Design and construction
- Main contractor: KwaZulu Cruise Terminals

= Durban Cruise Terminal =

The Durban Cruise Terminal is a new cruise ship terminal at the Port of Durban, constructed in the South African city of Durban.

Work on the terminal began in November 2019. The terminal was expected to be completed in 2020, however, due to the COVID-19 restrictions in South Africa, was only completed in 2021. MSC Orchestra was the first cruise ship to sail from the new terminal.

== Business structure ==
After two unsuccessful bids, KwaZulu Cruise Terminals (KCT) – a joint venture between MSC Cruises SA and Africa Armada Consortium – won the bid in May 2017.

The winning bidders have a 25-year concession on the site.

MSC Opera (Lirica Class) will homeport in Cape Town and MSC Musica (Musica Class) in Durban.
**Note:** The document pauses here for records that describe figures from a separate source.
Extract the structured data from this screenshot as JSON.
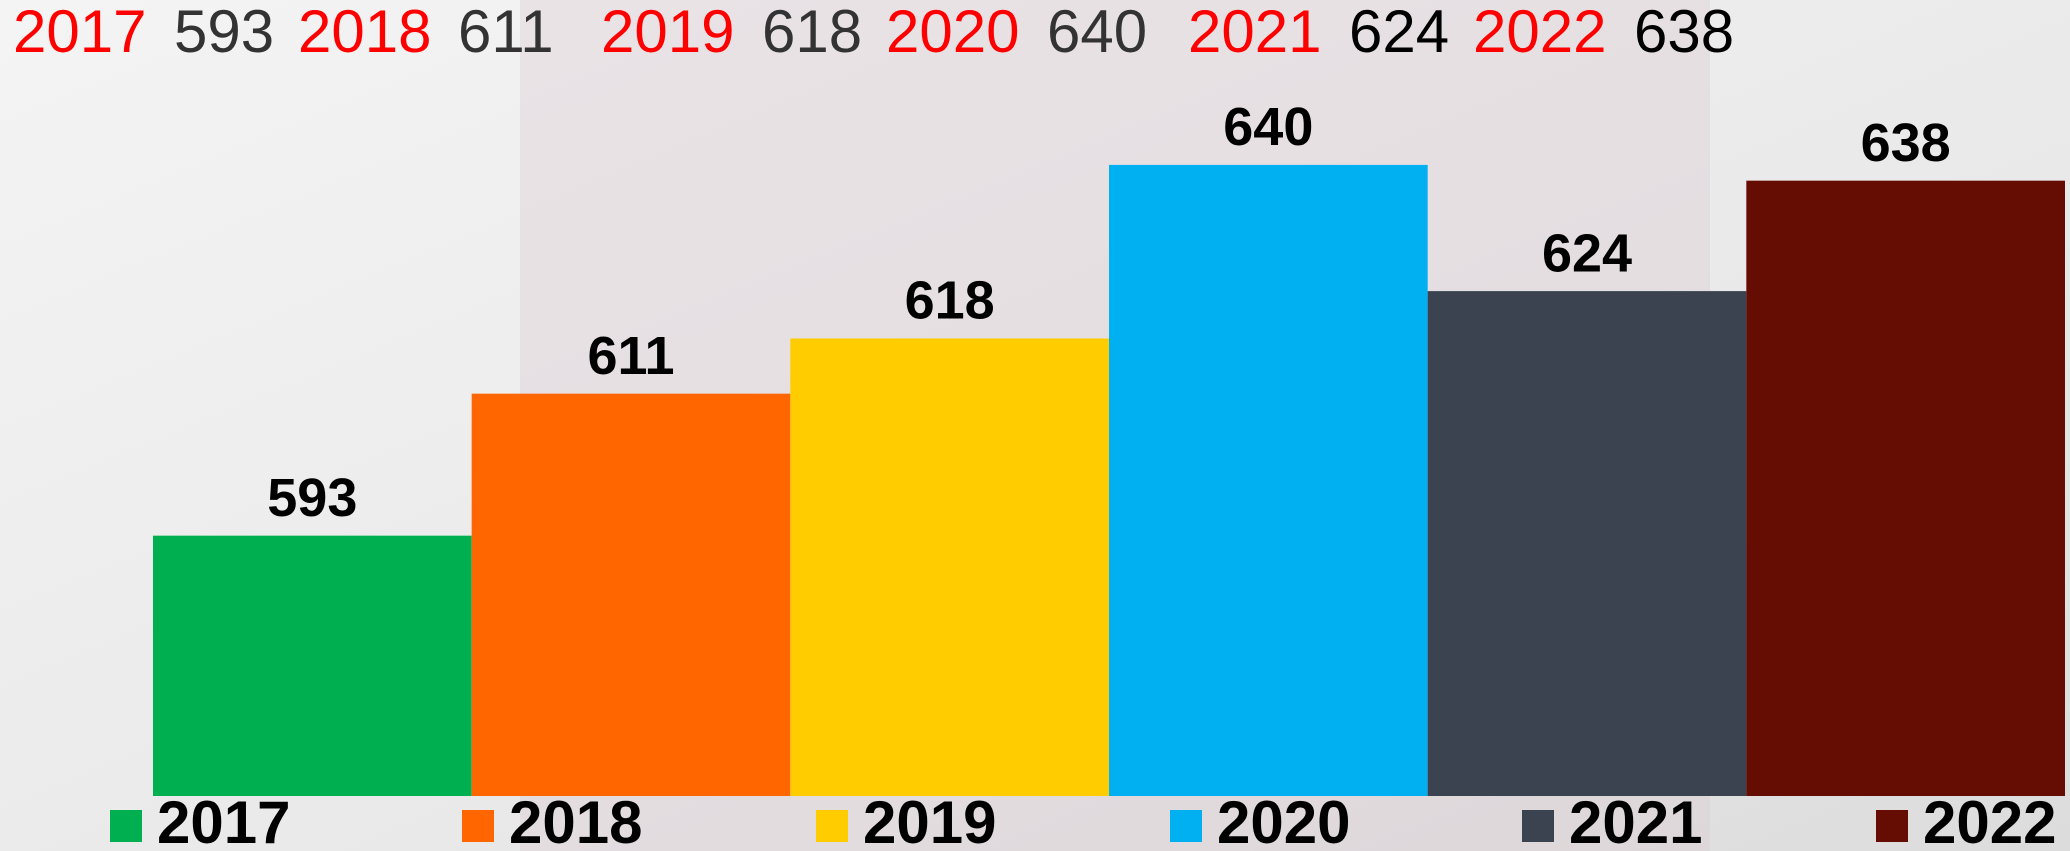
{
  "chart_data": {
    "type": "bar",
    "categories": [
      null
    ],
    "series": [
      {
        "name": "2017",
        "color": "#00b050",
        "values": [
          593
        ]
      },
      {
        "name": "2018",
        "color": "#ff6600",
        "values": [
          611
        ]
      },
      {
        "name": "2019",
        "color": "#ffcc00",
        "values": [
          618
        ]
      },
      {
        "name": "2020",
        "color": "#00b0f0",
        "values": [
          640
        ]
      },
      {
        "name": "2021",
        "color": "#3a434f",
        "values": [
          624
        ]
      },
      {
        "name": "2022",
        "color": "#650d02",
        "values": [
          638
        ]
      }
    ],
    "ylim": [
      560,
      650
    ],
    "legend": "bottom"
  }
}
This will mark the first time that two different classes of MSC Cruises’ ships will be deployed in South Africa simultaneously.

== The construction project ==
The project will cost an estimated R200 million and the building will measure 4,500sqm.

The terminal will include:
- A customs office
- Parking spaces for 200 vehicles including up to 12 buses
- A retail area
- Multipurpose training, conferencing and events facilities
- Separate screening and temporary holding areas
- A Police Station
- Various government offices

== During the COVID-19 pandemic ==
In February 2021, due to lockdown rules imposed during the Coronavirus pandemic, MSC cancelled its South African sailing season. Passengers with tickets booked were offered vouchers for the next sailing season. The ships were scheduled to set sail again in November 2021 at the earliest.